Dozens of people have been killed in a flareup of violence in three Nigerian regions, security officials and local sources said Tuesday.
In the southeastern state of Rivers, eight people were killed early Monday when armed men attacked the village of Emohua in the Ogoni region, said local chief Sunny Odum.
State police spokesman Nnamdi Omoni said the attack was a "cult-related incident," a term typically denoting gangs or criminals who are hired for political gain and often blend belief or black-magic rituals in their acts.
In the northern state of Katsina, 14 people were killed on Sunday in clashes between cattle thiefs and a civilian militia armed by the government to support the security forces, police said.

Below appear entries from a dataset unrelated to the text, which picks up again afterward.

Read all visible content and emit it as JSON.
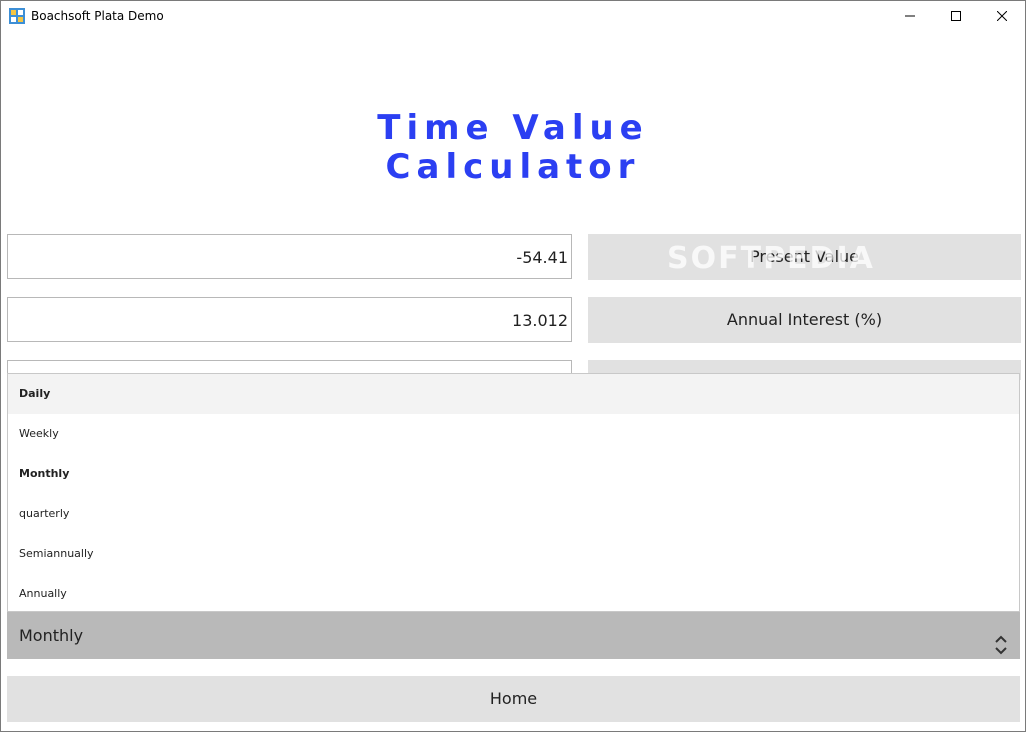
{
  "window": {
    "title": "Boachsoft Plata Demo"
  },
  "heading": {
    "line1": "Time Value",
    "line2": "Calculator",
    "color": "#2b3ff2"
  },
  "rows": [
    {
      "value": "-54.41",
      "label": "Present Value"
    },
    {
      "value": "13.012",
      "label": "Annual Interest (%)"
    }
  ],
  "watermark": "SOFTPEDIA",
  "compounding": {
    "options": [
      "Daily",
      "Weekly",
      "Monthly",
      "quarterly",
      "Semiannually",
      "Annually"
    ],
    "selected": "Monthly",
    "hovered": "Daily"
  },
  "home_button": "Home",
  "icons": [
    "app-icon",
    "minimize-icon",
    "maximize-icon",
    "close-icon",
    "combo-updown-icon"
  ]
}
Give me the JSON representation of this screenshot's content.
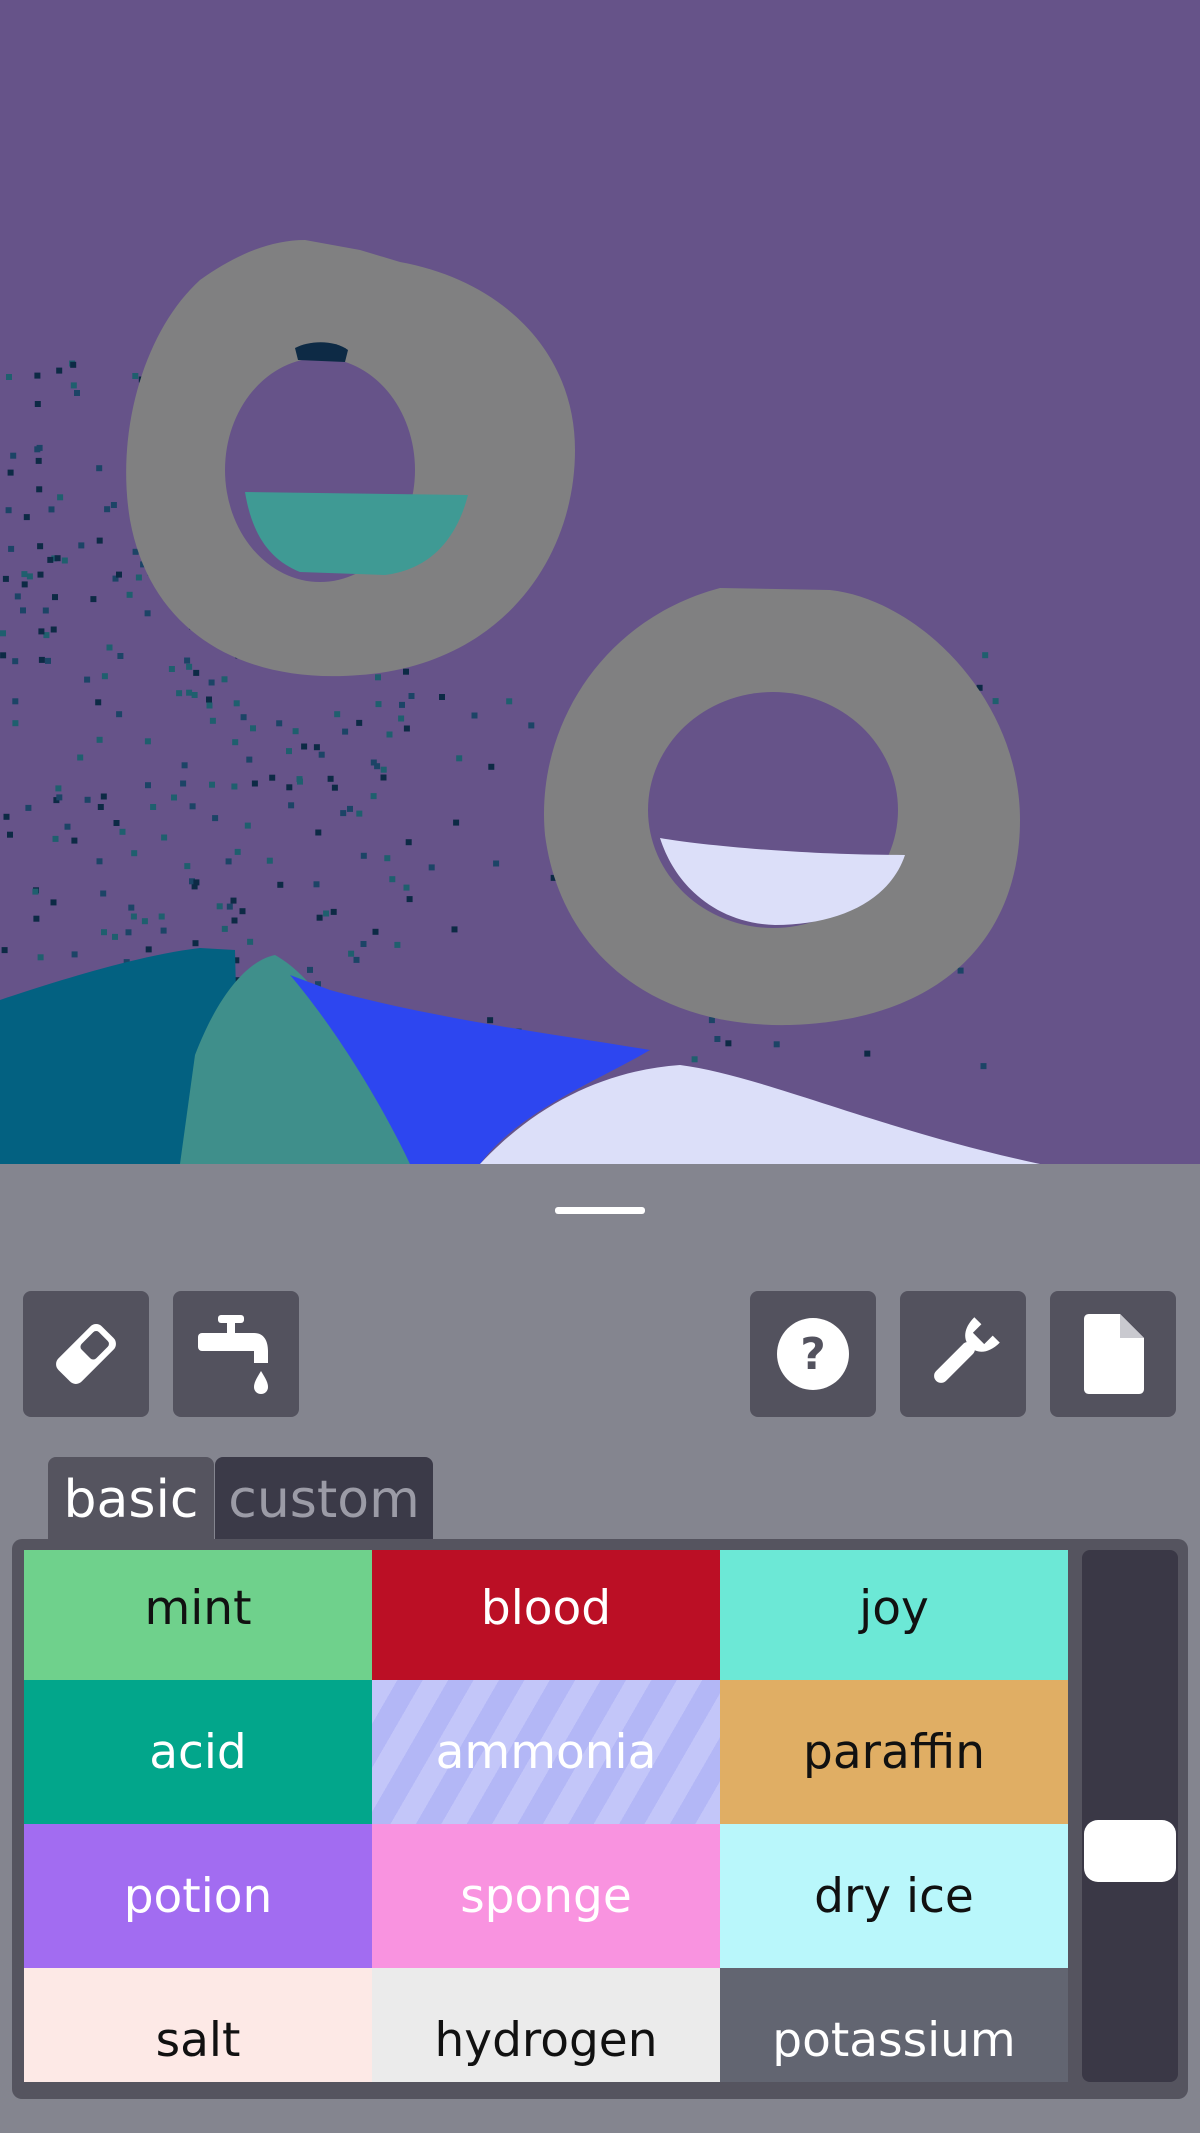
{
  "toolbar": {
    "left": [
      {
        "name": "eraser-button",
        "icon": "eraser-icon"
      },
      {
        "name": "tap-button",
        "icon": "faucet-icon"
      }
    ],
    "right": [
      {
        "name": "help-button",
        "icon": "question-icon"
      },
      {
        "name": "settings-button",
        "icon": "wrench-icon"
      },
      {
        "name": "file-button",
        "icon": "file-icon"
      }
    ]
  },
  "tabs": {
    "basic": "basic",
    "custom": "custom"
  },
  "elements": [
    {
      "label": "mint",
      "bg": "#6fd18c",
      "fg": "#111111"
    },
    {
      "label": "blood",
      "bg": "#bb0f25",
      "fg": "#ffffff"
    },
    {
      "label": "joy",
      "bg": "#6ce8d6",
      "fg": "#111111"
    },
    {
      "label": "acid",
      "bg": "#02a68b",
      "fg": "#ffffff"
    },
    {
      "label": "ammonia",
      "bg": "#c3c6f9",
      "fg": "#ffffff",
      "striped": true
    },
    {
      "label": "paraffin",
      "bg": "#e0ae64",
      "fg": "#111111"
    },
    {
      "label": "potion",
      "bg": "#a26cf1",
      "fg": "#ffffff"
    },
    {
      "label": "sponge",
      "bg": "#f993e0",
      "fg": "#ffffff"
    },
    {
      "label": "dry ice",
      "bg": "#b9f7fb",
      "fg": "#111111"
    },
    {
      "label": "salt",
      "bg": "#fde9e6",
      "fg": "#111111"
    },
    {
      "label": "hydrogen",
      "bg": "#ebebeb",
      "fg": "#111111"
    },
    {
      "label": "potassium",
      "bg": "#626571",
      "fg": "#ffffff"
    }
  ],
  "colors": {
    "sky": "#665389",
    "glass": "#808081",
    "water": "#3f9a94",
    "snow": "#dcdff9",
    "blue": "#2d46f0",
    "teal": "#036181"
  }
}
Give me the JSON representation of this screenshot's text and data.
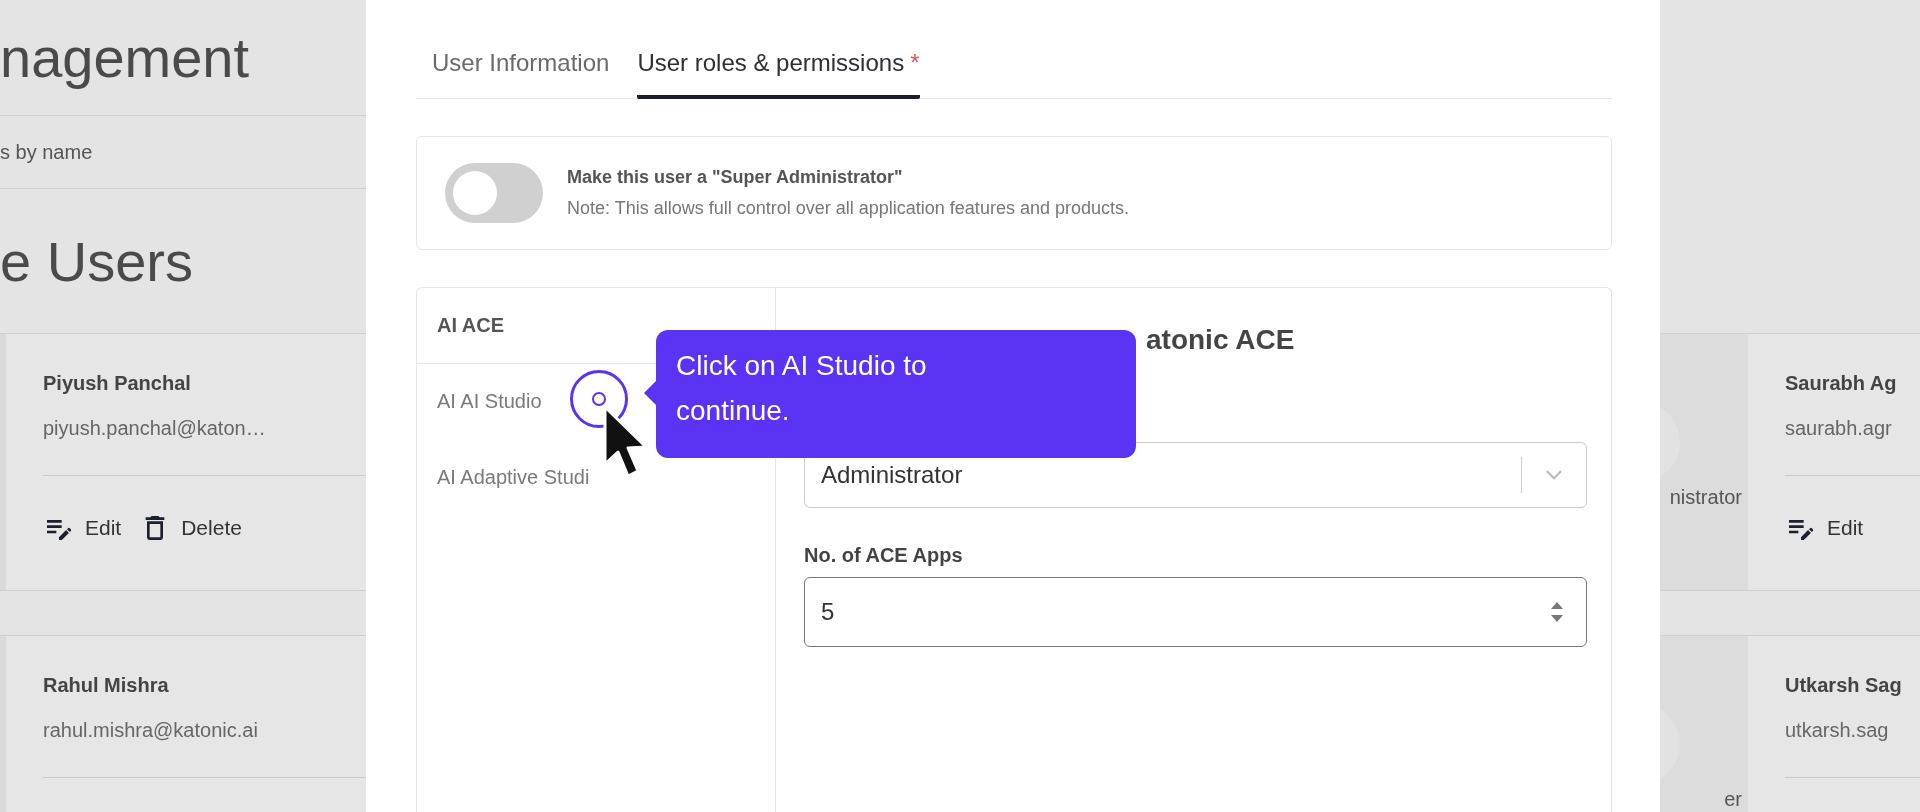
{
  "background": {
    "page_title": "nagement",
    "search_placeholder": "s by name",
    "section_title": "e Users",
    "left_cards": [
      {
        "name": "Piyush Panchal",
        "email": "piyush.panchal@katon…",
        "actions": [
          "Edit",
          "Delete"
        ]
      },
      {
        "name": "Rahul Mishra",
        "email": "rahul.mishra@katonic.ai"
      }
    ],
    "right_cards": [
      {
        "role": "nistrator",
        "name": "Saurabh Ag",
        "email": "saurabh.agr",
        "actions": [
          "Edit"
        ]
      },
      {
        "role": "er",
        "name": "Utkarsh Sag",
        "email": "utkarsh.sag"
      }
    ]
  },
  "modal": {
    "tabs": [
      {
        "label": "User Information",
        "selected": false
      },
      {
        "label": "User roles & permissions",
        "required_mark": "*",
        "selected": true
      }
    ],
    "super_admin": {
      "on": false,
      "title": "Make this user a \"Super Administrator\"",
      "note": "Note: This allows full control over all application features and products."
    },
    "products": [
      {
        "label": "AI ACE",
        "selected": true
      },
      {
        "label": "AI AI Studio",
        "selected": false
      },
      {
        "label": "AI Adaptive Studi",
        "selected": false
      }
    ],
    "product_title": "atonic ACE",
    "role_select": {
      "value": "Administrator"
    },
    "apps_field": {
      "label": "No. of ACE Apps",
      "value": "5"
    }
  },
  "tooltip": {
    "text": "Click on AI Studio to continue."
  }
}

The fighting took place in Tsamiyar Jino, in Kankara region, claiming the lives of seven rustlers and seven vigilantes, said Katsina police spokeman Gambo Isa.
"The volunteers went into the forest and engaged the bandits despite being warned by the police never to confront the bandits on their own... because of the sophisticated weapons the bandits have and their good knowledge of the terrain," Isa said.
In contrast, village chief Jaafaru Bello told AFP 36 people had been killed by the thieves and people were afraid to retrieve the bodies.
Local resident Usman Abdullahi, a Tsamiyar Jino resident said around 100 vigilantes from surrounding villages had stormed the bandits' hideout but were outgunned and had been forced to retreat "in disarray".
Cattle theft is a chronic, and frequently violent, problem in the states of Katsina, Zamfara, Kaduna and Niger, and thieves are acquiring more and more sophisticated weapons.
Last week, at least 50 people were killed in Zamfara, the worst-hit state.
Separately, the Nigerian media on Tuesday reported that 20 people had been massacred in the region of Kajuru, in Kaduna state, in fighting between crop farmers and nomadic herders.
A state police spokesman confirmed the incident but declined to give further immediate details.